In his complaint and bills of particulars, the plaintiff alleged that the defendants departed

from good and accepted medical practice by failing timely and properly to test him for ongoing

or recurring lymphoma. Specifically, he alleged that they failed to act upon the progressive

adverse changes and deterioration of his observable bodily and lymphatic system functions. In

this respect, the plaintiff averred that they failed timely and properly to order and perform CT

and PET scans, thus causing them to fail timely and properly to recognize that the plaintiff

required immediate medical treatment, chemotherapy, surgical intervention, or other available

treatments for cancers other than lymphoma. He also asserted that they failed timely and

properly to visualize, understand, and protect his anatomic structures in and around several

tumors and masses that were extant, and failed to perform a proper physical examination.
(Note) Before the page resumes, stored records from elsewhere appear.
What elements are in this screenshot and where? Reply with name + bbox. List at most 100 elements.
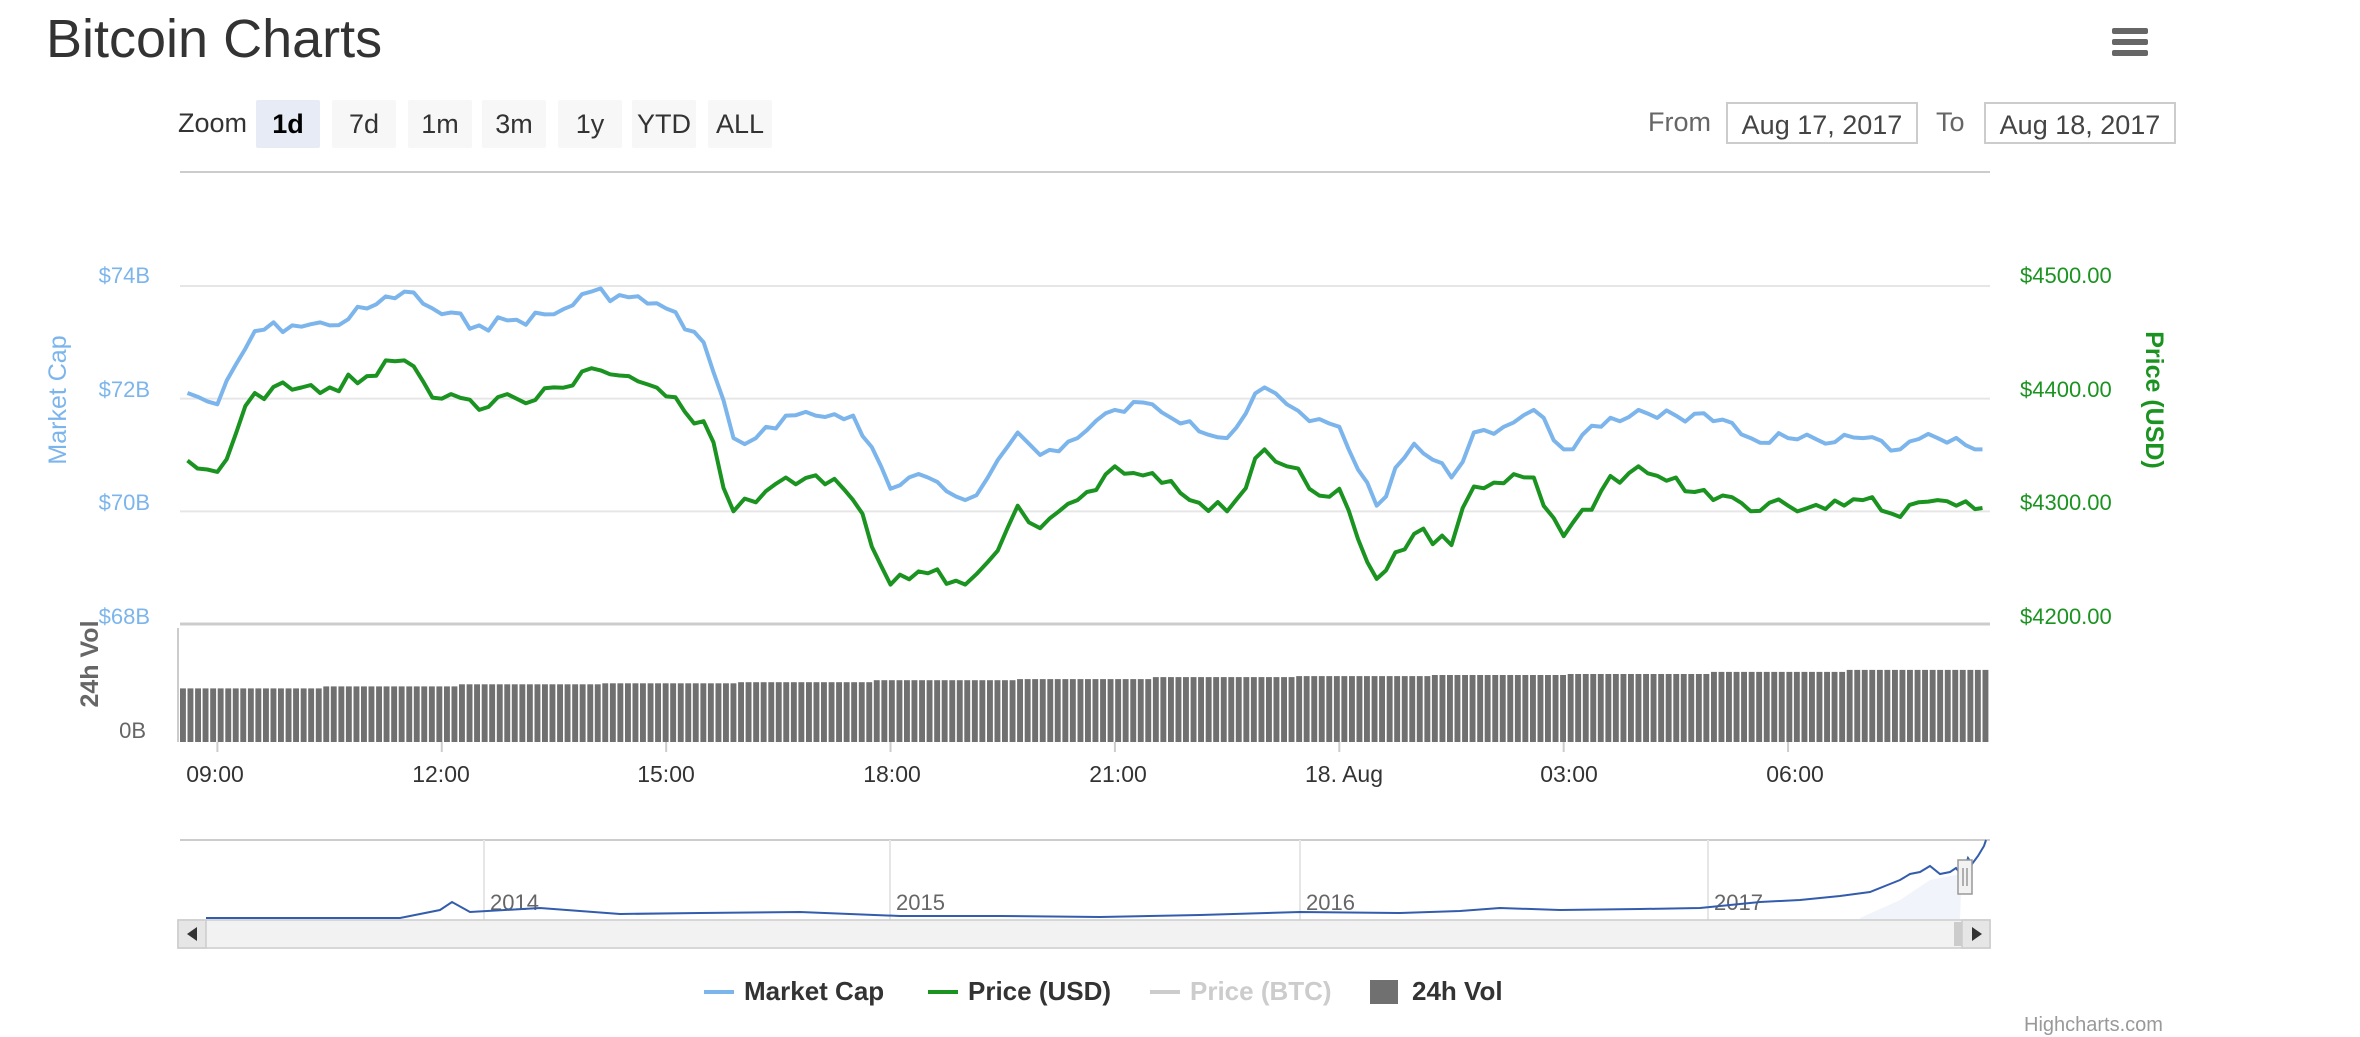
- legend-item-market-cap[interactable]: Market Cap: [704, 976, 884, 1006]
- legend-item-24h-vol[interactable]: 24h Vol: [1370, 976, 1503, 1006]
- volume-column: [1952, 669, 1959, 742]
- zoom-3m-button[interactable]: 3m: [482, 100, 546, 148]
- volume-column: [511, 684, 518, 742]
- zoom-all-button[interactable]: ALL: [708, 100, 772, 148]
- volume-column: [293, 688, 299, 742]
- volume-column: [964, 680, 971, 742]
- volume-column: [768, 682, 775, 742]
- volume-column: [1695, 674, 1702, 742]
- legend-item-price-btc[interactable]: Price (BTC): [1150, 976, 1332, 1006]
- volume-column: [572, 684, 579, 742]
- volume-column: [210, 688, 217, 742]
- volume-column: [587, 684, 594, 742]
- volume-column: [692, 683, 699, 742]
- volume-column: [1183, 677, 1189, 742]
- volume-column: [1620, 674, 1627, 742]
- volume-column: [1349, 676, 1355, 742]
- volume-column: [1582, 674, 1589, 742]
- left-tick-label: $68B: [99, 604, 150, 629]
- volume-column: [617, 683, 624, 742]
- volume-column: [1944, 669, 1951, 742]
- x-tick-label: 12:00: [412, 761, 470, 787]
- zoom-7d-button[interactable]: 7d: [332, 100, 396, 148]
- volume-column: [579, 684, 586, 742]
- volume-column: [564, 684, 571, 742]
- volume-column: [180, 688, 186, 742]
- navigator-series-line: [206, 839, 1987, 919]
- volume-column: [1266, 677, 1272, 742]
- volume-column: [459, 684, 465, 742]
- volume-column: [187, 688, 194, 742]
- volume-column: [1839, 671, 1846, 742]
- volume-column: [247, 688, 254, 742]
- zoom-label: Zoom: [178, 108, 248, 138]
- volume-column: [1085, 679, 1091, 742]
- scrollbar[interactable]: [177, 919, 1991, 949]
- volume-column: [1152, 677, 1159, 742]
- legend-item-price-usd[interactable]: Price (USD): [928, 976, 1111, 1006]
- zoom-1d-button[interactable]: 1d: [256, 100, 320, 148]
- navigator[interactable]: 2014 2015 2016 2017: [180, 839, 1990, 920]
- volume-column: [1680, 674, 1687, 742]
- volume-column: [1590, 674, 1597, 742]
- volume-column: [1914, 669, 1921, 742]
- volume-column: [361, 686, 367, 742]
- scrollbar-track[interactable]: [177, 919, 1991, 949]
- volume-column: [934, 680, 941, 742]
- volume-column: [368, 686, 375, 742]
- volume-column: [1356, 676, 1363, 742]
- scrollbar-thumb[interactable]: [1954, 922, 1962, 946]
- volume-column: [1235, 677, 1242, 742]
- volume-column: [843, 682, 850, 742]
- volume-column: [1145, 679, 1152, 742]
- x-tick-label: 18:00: [863, 761, 921, 787]
- zoom-1m-button[interactable]: 1m: [408, 100, 472, 148]
- volume-column: [391, 686, 398, 742]
- volume-column: [1228, 677, 1235, 742]
- volume-column: [1530, 675, 1536, 742]
- volume-column: [542, 684, 548, 742]
- legend-label: Market Cap: [744, 976, 884, 1006]
- volume-column: [1371, 676, 1378, 742]
- volume-column: [1567, 674, 1574, 742]
- volume-column: [1605, 674, 1612, 742]
- zoom-ytd-button[interactable]: YTD: [632, 100, 696, 148]
- volume-column: [949, 680, 956, 742]
- chart-menu-icon[interactable]: [2106, 22, 2154, 62]
- volume-column: [1643, 674, 1649, 742]
- volume-column: [232, 688, 239, 742]
- volume-column: [1809, 671, 1815, 742]
- volume-column: [1326, 676, 1333, 742]
- to-date-input[interactable]: Aug 18, 2017: [1984, 102, 2176, 144]
- volume-column: [685, 683, 692, 742]
- volume-column: [1982, 669, 1989, 742]
- volume-column: [783, 682, 790, 742]
- x-tick-label: 15:00: [637, 761, 695, 787]
- volume-column: [1612, 674, 1619, 742]
- volume-tick-label: 0B: [119, 718, 146, 743]
- highcharts-credits-link[interactable]: Highcharts.com: [2024, 1014, 2163, 1036]
- volume-column: [1303, 676, 1310, 742]
- x-tick-label: 06:00: [1766, 761, 1824, 787]
- navigator-handle[interactable]: [1957, 859, 1973, 895]
- volume-column: [1258, 677, 1265, 742]
- zoom-1y-button[interactable]: 1y: [558, 100, 622, 148]
- volume-column: [1009, 680, 1016, 742]
- volume-column: [1250, 677, 1257, 742]
- volume-column: [1688, 674, 1695, 742]
- volume-column: [1507, 675, 1514, 742]
- left-tick-label: $74B: [99, 263, 150, 288]
- volume-column: [1929, 669, 1936, 742]
- volume-column: [270, 688, 277, 742]
- volume-column: [1175, 677, 1182, 742]
- page-title: Bitcoin Charts: [46, 9, 383, 69]
- volume-column: [481, 684, 488, 742]
- volume-column: [1386, 676, 1393, 742]
- volume-column: [202, 688, 209, 742]
- volume-column: [428, 686, 435, 742]
- volume-column: [1416, 676, 1423, 742]
- volume-column: [278, 688, 284, 742]
- volume-column: [1658, 674, 1665, 742]
- volume-column: [836, 682, 842, 742]
- from-date-input[interactable]: Aug 17, 2017: [1726, 102, 1918, 144]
The plaintiff further asserted that the defendants failed to take and record a proper

medical history, that they failed to heed or record the complaints that he made to them on

October 15, 2019 that he was experiencing night sweats, weight loss, headaches, shortness of

breath, and bad coughing attacks, and that they failed to address these complaints in an

emergent fashion. Moreover, the plaintiff alleged that, inasmuch as he already had suffered

from lymphoma, the defendants departed from good practice in failing timely and properly to

recognize the need to obtain diagnostic imaging to ascertain whether it had been remediated on

an emergent basis, or whether other cancers might have developed. The plaintiff additionally

alleged that the defendants failed timely, properly, adequately, and accurately to prepare and

maintain his hospital chart and other records. He further faulted the defendants for failing timely

and properly to seek and obtain guidance and advice from other medical professionals by 805185/2021 MARINO, ROBERT vs. THE NEW YORK AND PRESBYTERIAN HOSPITAL ET AL Page 2 of 28 Motion No. 002

2 of 28 [* 2] INDEX NO. 805185/2021 NYSCEF DOC. NO. 67 RECEIVED NYSCEF: 05/06/2025

requesting further opinions from specialists who had the requisite learning, knowledge, and skill

to treat him in a proper fashion.

Furthermore, the plaintiff alleged that the defendants failed timely and properly to

administer appropriate and indicated medical care and treatment to him for treat renal cell

carcinoma, which allegedly arose from their delay in ordering proper diagnostic testing for

recurrence of lymphoma. In addition, he averred that the defendants failed properly to perform

post-treatment examinations to ensure that the medical procedures that actually were

undertaken were properly performed.

The plaintiff also contended that the defendants failed to disclose all reasonably

foreseeable risks and benefits of the care and treatment that they ultimately rendered to him.

He further asserted that they failed properly to supervise and instruct medical personnel in his

treatment and care, which he claimed resulted in improper treatment at the hospital.

It is well settled that the movant on a summary judgment motion “must make a prima

facie showing of entitlement to judgment as a matter of law, tendering sufficient evidence to

eliminate any material issues of fact from the case” (Winegrad v New York Univ. Med. Ctr., 64

NY2d 851, 853 [1985] [citations omitted]). The motion must be supported by evidence in

admissible form (see Zuckerman v City of New York, 49 NY2d 557, 562 [1980]), as well as the

pleadings and other proof such as affidavits, depositions, and written admissions (see CPLR

3212). The facts must be viewed in the light most favorable to the non-moving party (see

Flanders v Goodfellow, _____NY3d_____, 2025 NY Slip Op 02261, *1 [Apr. 17, 2025]; Vega v

Restani Constr. Corp., 18 NY3d 499, 503 [2012]). In other words, “[i]n determining whether

summary judgment is appropriate, the motion court should draw all reasonable inferences in

favor of the nonmoving party and should not pass on issues of credibility” (Garcia v J.C.

Duggan, Inc., 180 AD2d 579, 580 [1st Dept 1992]; see Haymon v Pettit, 9 NY3d 324, 327 n

[2007]). Once the movant meets his or her burden, it is incumbent upon the non-moving party

to establish the existence of material issues of fact (see Vega v Restani Constr.